I am a genuine “giver” applicant for the 2013 World Book Night. My first duty as aspirant was to nominate four books I deem worthy of giving away. It was my great pleasure to nominate Neverwhere, which I found to be a fantastic read.
Now, sadly, our group read of Neverwhere is over, and it’s time for final thoughts.
Our fearless leader Carl at Stainless Steel Droppings has asked us to consider the characters we found compelling as well as what impacted us when reading.
I love what happens to Croup and Vandemar—the windy sweep into Never-Neverwhere. It is a darkly comic scene befitting two dastardly villains.
I wish Door could be my friend. What a great name and concept! She opens up a life of possibilities for Richard in her trademark brown leather jacket and worn lace. She is pure in heart.
I enjoyed the development of the marquis as mentor for Richard and adviser for the brave band of warriors. Following his resurrection, he becomes a noble figure and voice of authority capable of ferreting out truth and justice. It is he who discovers Hunter’s betrayal, and it is he, rather than Door, who opens the door to Richard in the end.
Angel fascinated me, the way the author played on the Lucifer archetype. It’s clear-headed Marquis who pronounces to a naïve Richard, “When angels go bad…they go worse than anyone” (303).
As a writer, I was blown away (much like Croup and Vandemar, but in a good way) by Gaiman’s command of style. Pitch-perfect scenes. Crisp, cinematic vignettes such as the one in Earl’s Court. The author layers in back story an eye-dropful at a time to build the suspense of the marquis’s history with the earl.

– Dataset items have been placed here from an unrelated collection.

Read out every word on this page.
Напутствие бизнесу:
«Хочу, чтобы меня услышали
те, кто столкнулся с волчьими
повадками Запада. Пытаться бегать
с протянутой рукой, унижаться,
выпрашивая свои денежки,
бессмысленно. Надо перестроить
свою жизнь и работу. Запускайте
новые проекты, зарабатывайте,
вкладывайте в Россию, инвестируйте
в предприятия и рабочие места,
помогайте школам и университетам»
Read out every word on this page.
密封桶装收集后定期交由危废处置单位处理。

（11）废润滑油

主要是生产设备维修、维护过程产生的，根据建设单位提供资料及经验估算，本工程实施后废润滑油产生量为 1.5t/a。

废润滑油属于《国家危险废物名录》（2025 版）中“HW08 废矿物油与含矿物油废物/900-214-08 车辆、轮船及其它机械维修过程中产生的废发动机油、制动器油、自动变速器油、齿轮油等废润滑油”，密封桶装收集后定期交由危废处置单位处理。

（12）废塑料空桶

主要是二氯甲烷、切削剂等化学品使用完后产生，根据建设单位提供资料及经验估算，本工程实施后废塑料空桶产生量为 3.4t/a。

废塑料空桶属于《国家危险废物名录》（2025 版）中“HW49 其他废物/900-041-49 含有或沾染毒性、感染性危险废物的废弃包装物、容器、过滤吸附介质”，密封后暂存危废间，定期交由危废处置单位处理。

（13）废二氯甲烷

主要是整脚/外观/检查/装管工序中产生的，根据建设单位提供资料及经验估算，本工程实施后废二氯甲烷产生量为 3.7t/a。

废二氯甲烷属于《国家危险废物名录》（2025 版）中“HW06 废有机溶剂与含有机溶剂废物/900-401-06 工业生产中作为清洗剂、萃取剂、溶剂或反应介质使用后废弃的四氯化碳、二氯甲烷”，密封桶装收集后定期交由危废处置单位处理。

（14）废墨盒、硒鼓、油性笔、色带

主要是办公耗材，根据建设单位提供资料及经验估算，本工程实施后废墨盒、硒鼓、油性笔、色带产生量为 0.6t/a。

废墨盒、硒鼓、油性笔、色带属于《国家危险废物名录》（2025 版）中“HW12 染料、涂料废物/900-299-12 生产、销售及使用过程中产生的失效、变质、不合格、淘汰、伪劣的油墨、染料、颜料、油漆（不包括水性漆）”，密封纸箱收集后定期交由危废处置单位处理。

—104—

The use of language is impressive, too, marked by the author’s ability to drop-kick words and expectations. I love this passage: “The angel took a step forward. It was as if it were dreaming with its eyes wide open. The light from the crack in the door bathed its face, and it drank it in like wine” (328). Echoes of the golden Atlantis wine we associate with this character, and just like the reader earlier, the angel is in for a bit of a surprise.
I am still musing over Gaiman’s theme of death, judgment, and resurrection.
This is not a book I will soon forget.